Your Definition of a Room Changes by Geography
Let’s talk about the basement. In some parts of the US, a finished basement adds massive square footage and value. In others, below-grade space is hardly counted.
The inconsistency in how “Total Living Area” (TLA) is calculated across different MLS boards drives data analysts up the wall. Some include the garage; some don’t. Some count the guest house; others list it separately.
When you try to calculate the Price Per Square Foot—a holy grail metric in real estate—this denominator (the square footage) is often a moving target. Data scientists often have to rely on tax assessor data to cross-reference the MLS data, but tax records are notoriously outdated. They are stuck between two imperfect sources, trying to triangulate the truth.
The Lag Time Between “Handshake” and “Sold”
In my experience in the Egyptian market, a deal is done when hands are shaken, and tea is served. In the MLS, a deal is done when the agent remembers to update the status.
There is often a lag between a property going “Under Contract” and the MLS reflecting that change. This “status latency” creates a false picture of inventory. A data scientist trying to measure real-time supply and demand is always looking at a picture from a few days or sometimes weeks ago. In a rapidly shifting market where interest rates are changing daily, that lag can render a predictive model obsolete before it even runs.
Why They Still Love It (And You Should Too)
After reading all this, you might think data scientists despise the MLS. The opposite is true. Despite the mess, the typos, the rogue agents, and the photographic lies, the MLS remains a miracle of cooperation.

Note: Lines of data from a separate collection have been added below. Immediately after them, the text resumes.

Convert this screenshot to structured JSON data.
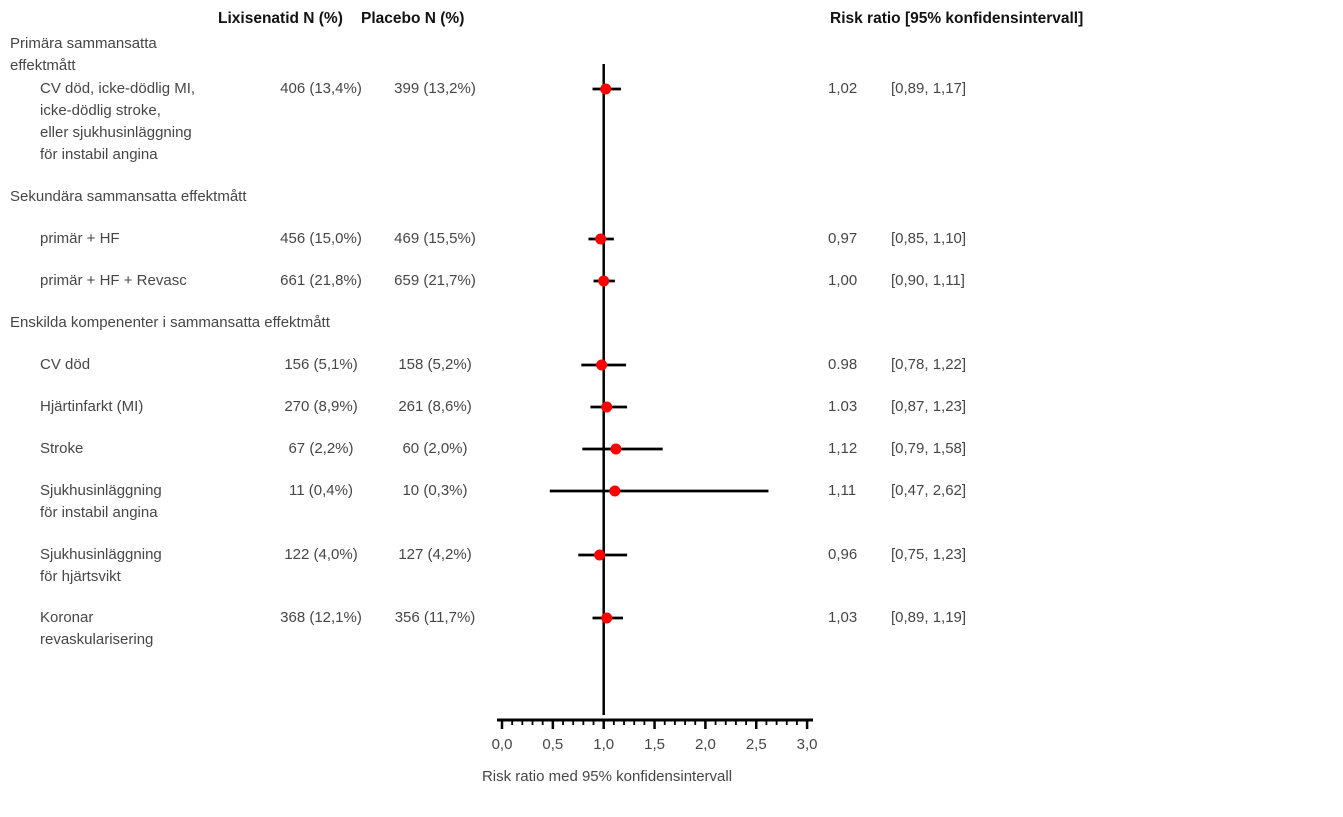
{
  "header": {
    "col_lixisenatid": "Lixisenatid  N (%)",
    "col_placebo": "Placebo  N (%)",
    "col_risk_ratio": "Risk ratio  [95% konfidensintervall]"
  },
  "colors": {
    "marker": "#ff0000",
    "line": "#000000",
    "text": "#464646",
    "header_text": "#121212"
  },
  "chart_data": {
    "type": "scatter",
    "subtype": "forest-plot",
    "axis": {
      "label": "Risk ratio med 95% konfidensintervall",
      "min": 0,
      "max": 3,
      "major_ticks": [
        0,
        0.5,
        1,
        1.5,
        2,
        2.5,
        3
      ],
      "tick_labels": [
        "0,0",
        "0,5",
        "1,0",
        "1,5",
        "2,0",
        "2,5",
        "3,0"
      ],
      "minor_tick_step": 0.1,
      "reference_line": 1.0
    },
    "sections": [
      {
        "label": "Primära sammansatta effektmått",
        "label_lines": [
          "Primära sammansatta",
          "effektmått"
        ],
        "items": [
          {
            "label_lines": [
              "CV död, icke-dödlig MI,",
              "icke-dödlig stroke,",
              "eller sjukhusinläggning",
              "för instabil angina"
            ],
            "lixisenatid": "406 (13,4%)",
            "placebo": "399 (13,2%)",
            "rr": 1.02,
            "ci_low": 0.89,
            "ci_high": 1.17,
            "rr_text": "1,02",
            "ci_text": "[0,89, 1,17]"
          }
        ]
      },
      {
        "label": "Sekundära sammansatta effektmått",
        "label_lines": [
          "Sekundära sammansatta effektmått"
        ],
        "items": [
          {
            "label_lines": [
              "primär + HF"
            ],
            "lixisenatid": "456 (15,0%)",
            "placebo": "469 (15,5%)",
            "rr": 0.97,
            "ci_low": 0.85,
            "ci_high": 1.1,
            "rr_text": "0,97",
            "ci_text": "[0,85, 1,10]"
          },
          {
            "label_lines": [
              "primär + HF + Revasc"
            ],
            "lixisenatid": "661 (21,8%)",
            "placebo": "659 (21,7%)",
            "rr": 1.0,
            "ci_low": 0.9,
            "ci_high": 1.11,
            "rr_text": "1,00",
            "ci_text": "[0,90, 1,11]"
          }
        ]
      },
      {
        "label": "Enskilda kompenenter i sammansatta effektmått",
        "label_lines": [
          "Enskilda kompenenter i sammansatta effektmått"
        ],
        "items": [
          {
            "label_lines": [
              "CV död"
            ],
            "lixisenatid": "156 (5,1%)",
            "placebo": "158 (5,2%)",
            "rr": 0.98,
            "ci_low": 0.78,
            "ci_high": 1.22,
            "rr_text": "0.98",
            "ci_text": "[0,78, 1,22]"
          },
          {
            "label_lines": [
              "Hjärtinfarkt (MI)"
            ],
            "lixisenatid": "270 (8,9%)",
            "placebo": "261 (8,6%)",
            "rr": 1.03,
            "ci_low": 0.87,
            "ci_high": 1.23,
            "rr_text": "1.03",
            "ci_text": "[0,87, 1,23]"
          },
          {
            "label_lines": [
              "Stroke"
            ],
            "lixisenatid": "67 (2,2%)",
            "placebo": "60 (2,0%)",
            "rr": 1.12,
            "ci_low": 0.79,
            "ci_high": 1.58,
            "rr_text": "1,12",
            "ci_text": "[0,79, 1,58]"
          },
          {
            "label_lines": [
              "Sjukhusinläggning",
              "för instabil angina"
            ],
            "lixisenatid": "11 (0,4%)",
            "placebo": "10 (0,3%)",
            "rr": 1.11,
            "ci_low": 0.47,
            "ci_high": 2.62,
            "rr_text": "1,11",
            "ci_text": "[0,47, 2,62]"
          },
          {
            "label_lines": [
              "Sjukhusinläggning",
              "för hjärtsvikt"
            ],
            "lixisenatid": "122 (4,0%)",
            "placebo": "127 (4,2%)",
            "rr": 0.96,
            "ci_low": 0.75,
            "ci_high": 1.23,
            "rr_text": "0,96",
            "ci_text": "[0,75, 1,23]"
          },
          {
            "label_lines": [
              "Koronar",
              "revaskularisering"
            ],
            "lixisenatid": "368 (12,1%)",
            "placebo": "356 (11,7%)",
            "rr": 1.03,
            "ci_low": 0.89,
            "ci_high": 1.19,
            "rr_text": "1,03",
            "ci_text": "[0,89, 1,19]"
          }
        ]
      }
    ]
  }
}
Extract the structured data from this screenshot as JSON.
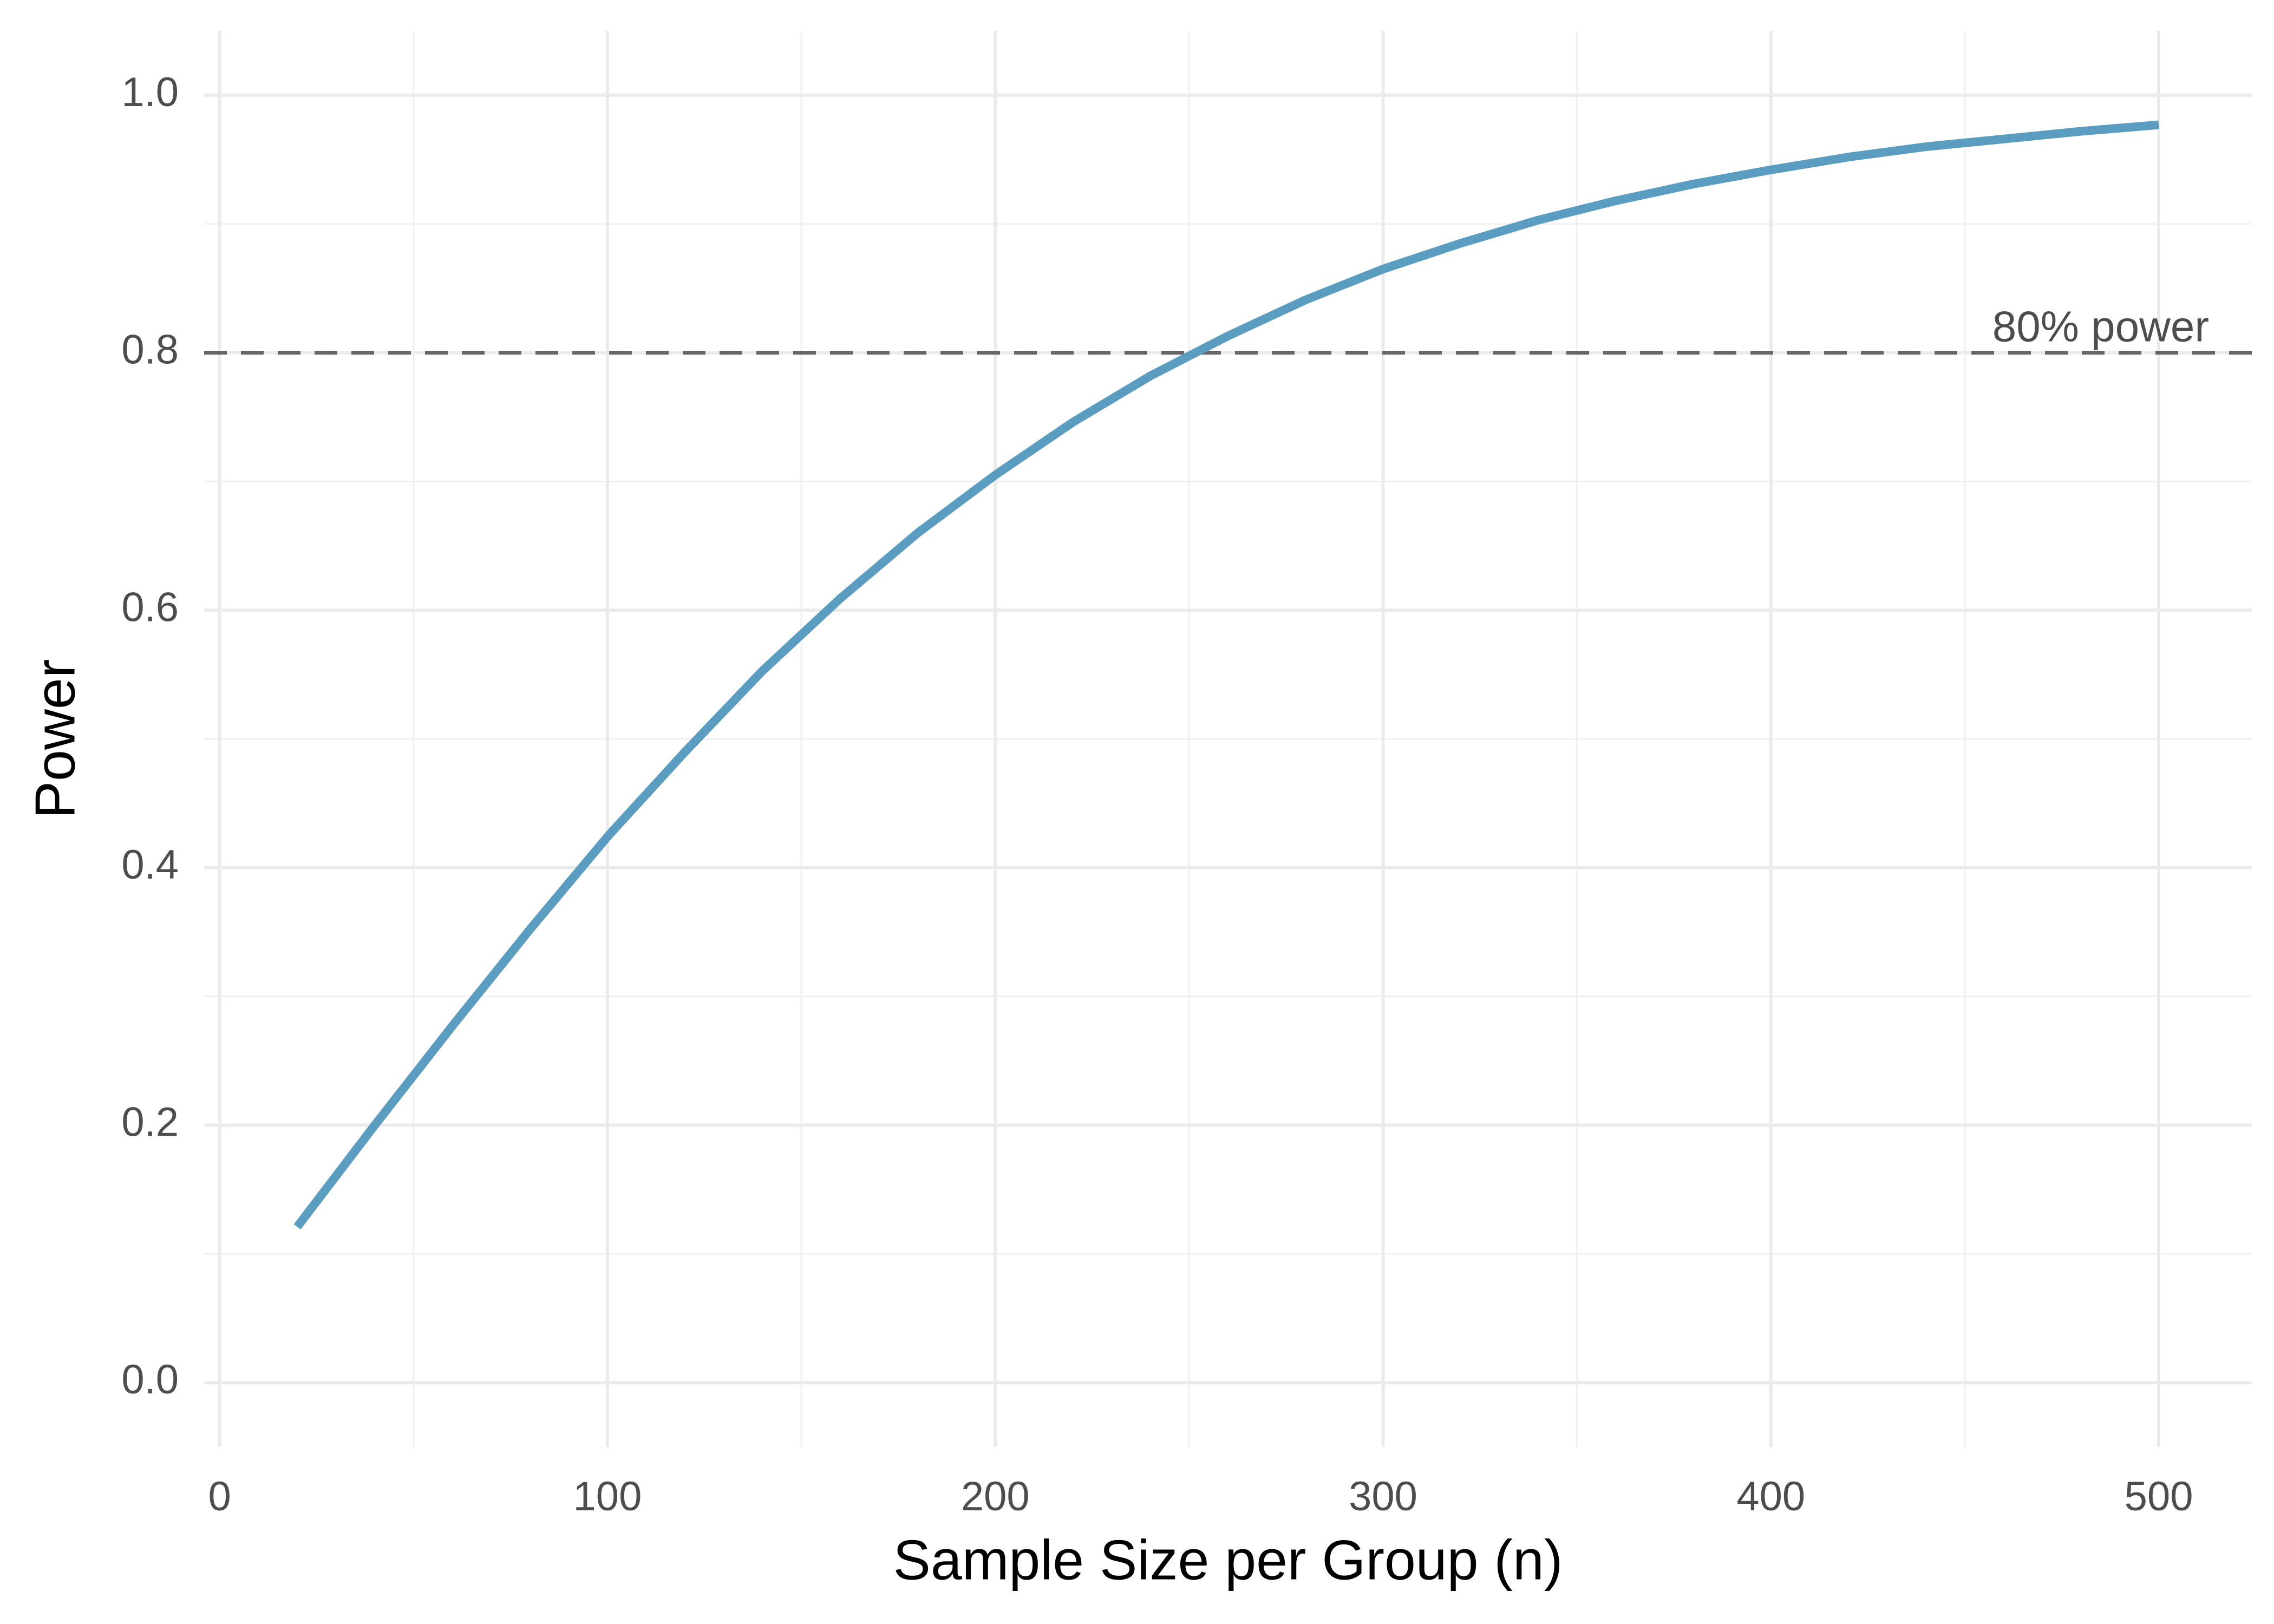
{
  "chart_data": {
    "type": "line",
    "x_label": "Sample Size per Group (n)",
    "y_label": "Power",
    "x": [
      20,
      40,
      60,
      80,
      100,
      120,
      140,
      160,
      180,
      200,
      220,
      240,
      260,
      280,
      300,
      320,
      340,
      360,
      380,
      400,
      420,
      440,
      460,
      480,
      500
    ],
    "values": [
      0.121,
      0.2,
      0.277,
      0.352,
      0.424,
      0.49,
      0.553,
      0.609,
      0.66,
      0.705,
      0.746,
      0.782,
      0.813,
      0.841,
      0.865,
      0.885,
      0.903,
      0.918,
      0.931,
      0.942,
      0.952,
      0.96,
      0.966,
      0.972,
      0.977
    ],
    "color": "#5a9dc0",
    "xlim": [
      -4,
      524
    ],
    "ylim": [
      -0.05,
      1.05
    ],
    "xticks": [
      0,
      100,
      200,
      300,
      400,
      500
    ],
    "yticks": [
      {
        "value": 0,
        "label": "0.0"
      },
      0.2,
      0.4,
      0.6,
      0.8,
      {
        "value": 1,
        "label": "1.0"
      }
    ],
    "x_minor_grid": [
      50,
      150,
      250,
      350,
      450
    ],
    "y_minor_grid": [
      0.1,
      0.3,
      0.5,
      0.7,
      0.9
    ],
    "grid": true,
    "reference_line": {
      "value": 0.8,
      "label": "80% power",
      "color": "#666666"
    }
  }
}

It is one of the few industries where competitors share their inventory to create a liquid market. For a data scientist, it is a puzzle that is worth solving because the reward is so high. If they can clean the data, normalize the fields, and parse the text, they can unlock insights that change how we live.
They can identify undervalued neighborhoods before the prices spike. They can help regular families understand the true value of their biggest asset. They can strip away the bias and show the market as it really is.
So, the next time you browse a listing and see a typo, or wonder why the square footage seems off, remember: there is likely a data scientist somewhere, sipping coffee (or tea), writing a line of code to fix that specific error, trying to turn the chaotic bazaar of real estate into a science.